Between 2002 and 2006, there was a 33%increase in the amount of clothing bought in the UK (Siegle, 2011) (Ethical Fashion Forum). The average person goes through about 35kg of textiles a year, most of which is clothing and is thrown away within a year of purchase. In 2005 this resulted in 1.2 million tonnes of clothing going to landfill (Siegle, 2008). The UK has legislation regarding the disposal of electric waste items forcing companies to take responsibility for the waste caused by the sale of electronic goods and there is no reason why this could not also apply to fashion retailers (Environment Agency, 2007). Value retailers sell their clothing cheaply usually stating that economies of scale allow consumers to benefit from lower prices. What such companies are less quick to divulge is that the fast fashion trend has also led to lower standards both in the quality of materials used and also in the quality of the finished product (Siegle, 2008).

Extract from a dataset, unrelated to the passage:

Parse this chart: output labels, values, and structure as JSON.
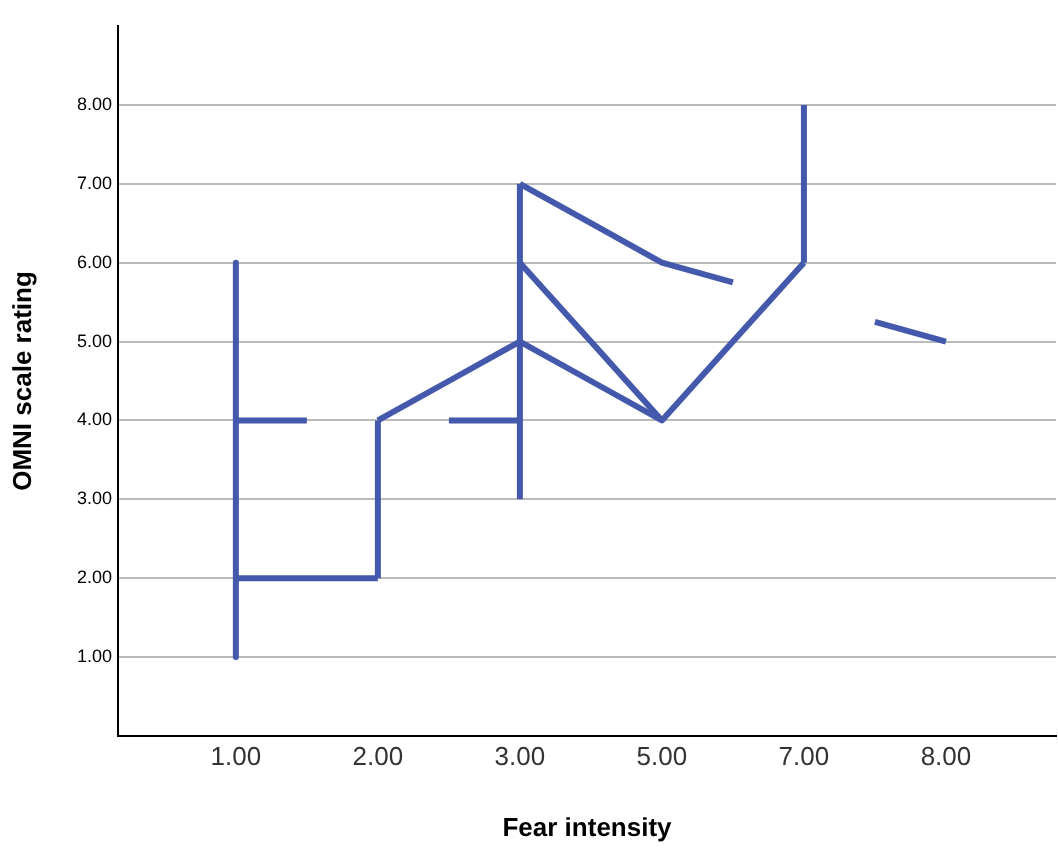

As consumers, they are happy to accept low prices paid for goods but know nothing of the value of those goods (Crewe, 2008).

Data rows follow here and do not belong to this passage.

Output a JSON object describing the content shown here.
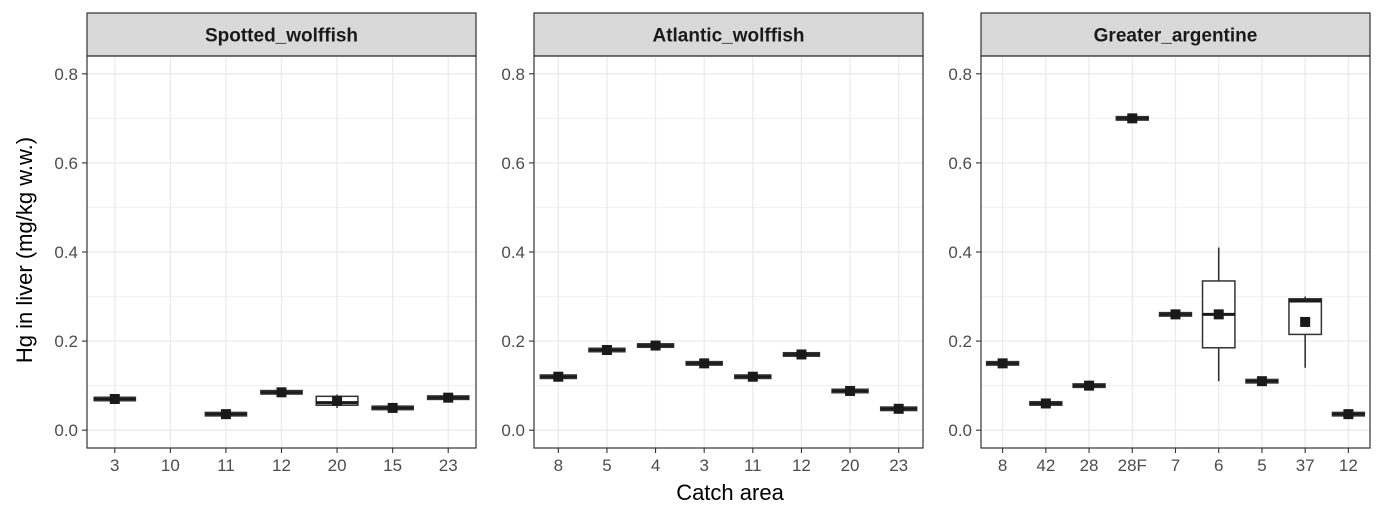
{
  "chart_data": {
    "type": "box",
    "xlabel": "Catch area",
    "ylabel": "Hg in liver (mg/kg w.w.)",
    "ylim": [
      -0.04,
      0.84
    ],
    "yticks": [
      0.0,
      0.2,
      0.4,
      0.6,
      0.8
    ],
    "ytick_labels": [
      "0.0",
      "0.2",
      "0.4",
      "0.6",
      "0.8"
    ],
    "grid": true,
    "colors": {
      "strip_fill": "#d9d9d9",
      "grid": "#ebebeb",
      "border": "#333333",
      "mark": "#1a1a1a"
    },
    "panels": [
      {
        "name": "Spotted_wolffish",
        "categories": [
          "3",
          "10",
          "11",
          "12",
          "20",
          "15",
          "23"
        ],
        "boxes": [
          {
            "category": "3",
            "q1": 0.068,
            "median": 0.07,
            "q3": 0.072,
            "low": 0.068,
            "high": 0.072,
            "mean": 0.07
          },
          {
            "category": "11",
            "q1": 0.034,
            "median": 0.036,
            "q3": 0.038,
            "low": 0.034,
            "high": 0.038,
            "mean": 0.036
          },
          {
            "category": "12",
            "q1": 0.082,
            "median": 0.085,
            "q3": 0.088,
            "low": 0.082,
            "high": 0.088,
            "mean": 0.085
          },
          {
            "category": "20",
            "q1": 0.056,
            "median": 0.062,
            "q3": 0.076,
            "low": 0.05,
            "high": 0.08,
            "mean": 0.066
          },
          {
            "category": "15",
            "q1": 0.048,
            "median": 0.05,
            "q3": 0.052,
            "low": 0.048,
            "high": 0.052,
            "mean": 0.05
          },
          {
            "category": "23",
            "q1": 0.071,
            "median": 0.073,
            "q3": 0.075,
            "low": 0.071,
            "high": 0.075,
            "mean": 0.073
          }
        ]
      },
      {
        "name": "Atlantic_wolffish",
        "categories": [
          "8",
          "5",
          "4",
          "3",
          "11",
          "12",
          "20",
          "23"
        ],
        "boxes": [
          {
            "category": "8",
            "q1": 0.118,
            "median": 0.12,
            "q3": 0.122,
            "low": 0.118,
            "high": 0.122,
            "mean": 0.12
          },
          {
            "category": "5",
            "q1": 0.178,
            "median": 0.18,
            "q3": 0.182,
            "low": 0.178,
            "high": 0.182,
            "mean": 0.18
          },
          {
            "category": "4",
            "q1": 0.188,
            "median": 0.19,
            "q3": 0.192,
            "low": 0.188,
            "high": 0.192,
            "mean": 0.19
          },
          {
            "category": "3",
            "q1": 0.148,
            "median": 0.15,
            "q3": 0.152,
            "low": 0.148,
            "high": 0.152,
            "mean": 0.15
          },
          {
            "category": "11",
            "q1": 0.118,
            "median": 0.12,
            "q3": 0.122,
            "low": 0.118,
            "high": 0.122,
            "mean": 0.12
          },
          {
            "category": "12",
            "q1": 0.168,
            "median": 0.17,
            "q3": 0.172,
            "low": 0.168,
            "high": 0.172,
            "mean": 0.17
          },
          {
            "category": "20",
            "q1": 0.085,
            "median": 0.088,
            "q3": 0.091,
            "low": 0.085,
            "high": 0.091,
            "mean": 0.088
          },
          {
            "category": "23",
            "q1": 0.046,
            "median": 0.048,
            "q3": 0.05,
            "low": 0.046,
            "high": 0.05,
            "mean": 0.048
          }
        ]
      },
      {
        "name": "Greater_argentine",
        "categories": [
          "8",
          "42",
          "28",
          "28F",
          "7",
          "6",
          "5",
          "37",
          "12"
        ],
        "boxes": [
          {
            "category": "8",
            "q1": 0.146,
            "median": 0.15,
            "q3": 0.154,
            "low": 0.146,
            "high": 0.154,
            "mean": 0.15
          },
          {
            "category": "42",
            "q1": 0.058,
            "median": 0.06,
            "q3": 0.062,
            "low": 0.058,
            "high": 0.062,
            "mean": 0.06
          },
          {
            "category": "28",
            "q1": 0.098,
            "median": 0.1,
            "q3": 0.102,
            "low": 0.098,
            "high": 0.102,
            "mean": 0.1
          },
          {
            "category": "28F",
            "q1": 0.698,
            "median": 0.7,
            "q3": 0.702,
            "low": 0.698,
            "high": 0.702,
            "mean": 0.7
          },
          {
            "category": "7",
            "q1": 0.256,
            "median": 0.26,
            "q3": 0.264,
            "low": 0.256,
            "high": 0.264,
            "mean": 0.26
          },
          {
            "category": "6",
            "q1": 0.185,
            "median": 0.26,
            "q3": 0.335,
            "low": 0.11,
            "high": 0.41,
            "mean": 0.26
          },
          {
            "category": "5",
            "q1": 0.108,
            "median": 0.11,
            "q3": 0.112,
            "low": 0.108,
            "high": 0.112,
            "mean": 0.11
          },
          {
            "category": "37",
            "q1": 0.215,
            "median": 0.29,
            "q3": 0.295,
            "low": 0.14,
            "high": 0.3,
            "mean": 0.243
          },
          {
            "category": "12",
            "q1": 0.034,
            "median": 0.036,
            "q3": 0.038,
            "low": 0.034,
            "high": 0.038,
            "mean": 0.036
          }
        ]
      }
    ]
  }
}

Another issue is the lack of diversity of materials used in fashion with cotton and polyester dominating the market, providing about 80% of the global textile market (Fletcher, 2009). Increasing global shocks, however, have not led to an increased diversification of resource materials. Firms seem reluctant or unable to innovate. In a wider context, the lack of diversity has ramifications far beyond fashion into the integrity of ecosystems and livelihoods of people living in producing and supplier countries.

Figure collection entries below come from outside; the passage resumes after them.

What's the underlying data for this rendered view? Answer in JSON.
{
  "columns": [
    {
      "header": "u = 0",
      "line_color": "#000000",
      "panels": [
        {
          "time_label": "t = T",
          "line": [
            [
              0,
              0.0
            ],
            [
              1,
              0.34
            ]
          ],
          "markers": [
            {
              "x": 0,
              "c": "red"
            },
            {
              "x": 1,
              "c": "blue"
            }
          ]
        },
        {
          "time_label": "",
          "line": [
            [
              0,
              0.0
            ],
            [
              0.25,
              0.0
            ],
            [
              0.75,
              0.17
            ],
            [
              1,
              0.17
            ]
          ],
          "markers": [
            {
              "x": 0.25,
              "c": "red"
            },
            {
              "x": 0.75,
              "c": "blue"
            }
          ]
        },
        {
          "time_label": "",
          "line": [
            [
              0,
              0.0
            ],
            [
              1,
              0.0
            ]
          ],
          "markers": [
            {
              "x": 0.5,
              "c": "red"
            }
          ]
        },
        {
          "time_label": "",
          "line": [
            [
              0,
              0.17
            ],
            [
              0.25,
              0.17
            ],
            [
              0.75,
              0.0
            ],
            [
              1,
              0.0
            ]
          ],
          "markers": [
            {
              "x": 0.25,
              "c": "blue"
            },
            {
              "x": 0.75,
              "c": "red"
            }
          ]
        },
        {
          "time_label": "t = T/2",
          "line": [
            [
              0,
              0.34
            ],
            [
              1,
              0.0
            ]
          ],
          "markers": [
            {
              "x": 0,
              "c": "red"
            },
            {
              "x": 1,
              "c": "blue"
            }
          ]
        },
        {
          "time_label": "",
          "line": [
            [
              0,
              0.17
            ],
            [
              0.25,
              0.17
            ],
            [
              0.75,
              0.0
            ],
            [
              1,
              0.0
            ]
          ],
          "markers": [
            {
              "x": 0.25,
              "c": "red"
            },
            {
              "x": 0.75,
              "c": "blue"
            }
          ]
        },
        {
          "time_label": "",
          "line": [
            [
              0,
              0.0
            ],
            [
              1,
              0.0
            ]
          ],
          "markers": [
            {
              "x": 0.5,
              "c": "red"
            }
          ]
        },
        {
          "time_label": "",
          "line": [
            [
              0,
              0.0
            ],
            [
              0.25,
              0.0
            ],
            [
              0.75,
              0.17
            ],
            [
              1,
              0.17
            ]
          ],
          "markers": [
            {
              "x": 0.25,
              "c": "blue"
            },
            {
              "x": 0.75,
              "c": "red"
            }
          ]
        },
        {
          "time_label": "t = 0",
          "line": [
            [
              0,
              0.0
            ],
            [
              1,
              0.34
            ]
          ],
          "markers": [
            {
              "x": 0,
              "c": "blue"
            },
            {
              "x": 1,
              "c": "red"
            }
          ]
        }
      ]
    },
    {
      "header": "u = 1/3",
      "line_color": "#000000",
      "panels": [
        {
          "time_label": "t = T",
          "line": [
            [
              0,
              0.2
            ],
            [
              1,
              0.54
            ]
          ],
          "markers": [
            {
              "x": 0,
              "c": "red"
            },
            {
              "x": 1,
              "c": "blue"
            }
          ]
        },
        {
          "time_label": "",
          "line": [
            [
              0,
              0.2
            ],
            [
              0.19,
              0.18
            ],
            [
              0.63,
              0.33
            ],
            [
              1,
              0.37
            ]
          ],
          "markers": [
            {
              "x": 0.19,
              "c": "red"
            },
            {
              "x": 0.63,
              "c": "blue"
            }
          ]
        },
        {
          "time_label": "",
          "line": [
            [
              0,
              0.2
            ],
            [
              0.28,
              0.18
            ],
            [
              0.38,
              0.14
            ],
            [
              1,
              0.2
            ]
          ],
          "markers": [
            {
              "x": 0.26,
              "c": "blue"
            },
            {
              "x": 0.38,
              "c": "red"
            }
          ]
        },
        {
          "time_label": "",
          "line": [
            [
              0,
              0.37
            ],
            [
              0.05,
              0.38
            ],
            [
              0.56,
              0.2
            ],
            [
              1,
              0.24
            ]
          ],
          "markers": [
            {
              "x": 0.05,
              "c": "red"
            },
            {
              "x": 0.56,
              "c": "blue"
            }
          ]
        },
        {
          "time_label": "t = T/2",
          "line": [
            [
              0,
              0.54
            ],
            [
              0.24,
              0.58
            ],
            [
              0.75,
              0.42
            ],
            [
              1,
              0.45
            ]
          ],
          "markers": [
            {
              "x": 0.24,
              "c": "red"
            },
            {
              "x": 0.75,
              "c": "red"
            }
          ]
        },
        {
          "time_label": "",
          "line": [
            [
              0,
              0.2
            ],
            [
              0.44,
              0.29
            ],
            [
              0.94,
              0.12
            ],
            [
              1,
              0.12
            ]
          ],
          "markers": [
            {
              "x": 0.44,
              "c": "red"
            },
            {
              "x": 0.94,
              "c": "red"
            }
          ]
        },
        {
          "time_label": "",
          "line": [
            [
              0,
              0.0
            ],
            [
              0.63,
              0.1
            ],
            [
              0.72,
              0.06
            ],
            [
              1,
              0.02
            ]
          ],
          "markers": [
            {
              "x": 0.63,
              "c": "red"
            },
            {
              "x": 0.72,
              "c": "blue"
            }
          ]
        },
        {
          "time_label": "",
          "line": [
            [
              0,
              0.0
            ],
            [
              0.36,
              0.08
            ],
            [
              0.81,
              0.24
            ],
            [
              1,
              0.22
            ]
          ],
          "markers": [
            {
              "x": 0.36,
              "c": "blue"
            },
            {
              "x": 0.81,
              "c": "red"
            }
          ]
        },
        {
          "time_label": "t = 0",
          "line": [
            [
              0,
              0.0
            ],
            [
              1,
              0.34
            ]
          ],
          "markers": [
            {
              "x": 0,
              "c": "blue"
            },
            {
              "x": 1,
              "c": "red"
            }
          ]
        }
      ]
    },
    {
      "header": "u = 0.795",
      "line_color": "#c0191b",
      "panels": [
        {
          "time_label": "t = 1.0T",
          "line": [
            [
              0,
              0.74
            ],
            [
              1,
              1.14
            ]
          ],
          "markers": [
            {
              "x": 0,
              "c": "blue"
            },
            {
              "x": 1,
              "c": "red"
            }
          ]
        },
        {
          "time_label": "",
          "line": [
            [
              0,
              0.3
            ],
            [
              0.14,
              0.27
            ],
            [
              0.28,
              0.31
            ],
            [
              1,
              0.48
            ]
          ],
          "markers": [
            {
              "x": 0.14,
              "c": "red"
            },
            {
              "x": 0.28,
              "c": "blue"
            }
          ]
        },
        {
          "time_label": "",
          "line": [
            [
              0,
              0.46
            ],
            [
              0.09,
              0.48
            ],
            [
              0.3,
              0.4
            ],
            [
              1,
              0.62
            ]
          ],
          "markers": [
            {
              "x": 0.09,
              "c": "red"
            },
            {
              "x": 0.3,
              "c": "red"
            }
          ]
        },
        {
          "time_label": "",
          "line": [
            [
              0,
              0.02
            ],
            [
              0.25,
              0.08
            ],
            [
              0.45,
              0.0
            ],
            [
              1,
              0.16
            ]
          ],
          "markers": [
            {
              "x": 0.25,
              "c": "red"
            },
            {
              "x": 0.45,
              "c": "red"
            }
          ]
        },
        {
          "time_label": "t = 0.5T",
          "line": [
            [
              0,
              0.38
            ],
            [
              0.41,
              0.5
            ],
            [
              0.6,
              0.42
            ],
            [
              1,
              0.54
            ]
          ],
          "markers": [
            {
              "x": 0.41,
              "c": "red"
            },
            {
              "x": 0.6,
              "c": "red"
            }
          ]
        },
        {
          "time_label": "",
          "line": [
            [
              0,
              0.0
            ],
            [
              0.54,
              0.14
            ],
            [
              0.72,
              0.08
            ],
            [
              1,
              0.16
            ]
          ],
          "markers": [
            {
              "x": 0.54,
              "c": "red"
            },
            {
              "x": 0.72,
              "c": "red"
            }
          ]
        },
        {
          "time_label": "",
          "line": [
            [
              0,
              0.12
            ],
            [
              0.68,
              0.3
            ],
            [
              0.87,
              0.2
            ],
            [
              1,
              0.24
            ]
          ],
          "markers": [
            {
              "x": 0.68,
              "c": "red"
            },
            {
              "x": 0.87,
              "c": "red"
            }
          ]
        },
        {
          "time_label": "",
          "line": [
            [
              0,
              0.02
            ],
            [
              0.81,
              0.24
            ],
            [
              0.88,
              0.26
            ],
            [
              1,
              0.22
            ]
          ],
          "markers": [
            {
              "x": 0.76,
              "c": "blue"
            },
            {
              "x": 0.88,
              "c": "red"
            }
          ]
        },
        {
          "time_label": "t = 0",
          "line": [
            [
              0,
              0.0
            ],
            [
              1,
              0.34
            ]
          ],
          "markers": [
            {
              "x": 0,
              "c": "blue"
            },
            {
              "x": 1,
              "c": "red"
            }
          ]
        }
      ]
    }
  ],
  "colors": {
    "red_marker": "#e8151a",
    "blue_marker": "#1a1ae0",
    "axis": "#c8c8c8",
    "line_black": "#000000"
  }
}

This paper explores fast fashion through a Corporate Social Responsibility (CSR) lens. Fast fashion is deeply intertwined with political ecology and the changing nature of the relationship between political, social and economic factors and the environment is affecting the way that companies operate. CSR is business’ way of coming to terms with these pressures and in this case the complexity of environmental and social issues connected with the fashion industry. The main focus will be on the environmental impact of the fashion industry and the various ways that businesses are coming to terms with them. It will touch upon the changing nature of the relationship between the firm and society with particular reference to the fashion’s reliance on raw materials and the potential impact of climate change – an increasingly topical subject. It will also address some of the social factors as they are often closely linked with the environment. The environmental question is a key one to address with regards to the long term sustainability of this multi-billion pound industry; yet short of stifling the fashion, companies should be using this shift to call upon the creativity of their designers, materials specialists and suppliers to embrace the technological innovations that have been taking place in the textile industry (Forum for the Future, 2011). The aim is to answer the following hypothesis:

  • Faced with increasing pressure on resources caused by a rise in global demand, combined with factors related to climate change, fashion companies are adapting their operations, increasingly taking environmental and social impacts into consideration.

To reach that point, fashion will have to directly confront issues long ignored. While existing literature points towards ethical or environmental issues, a holistic approach to issues is needed if companies are to adapt for the future.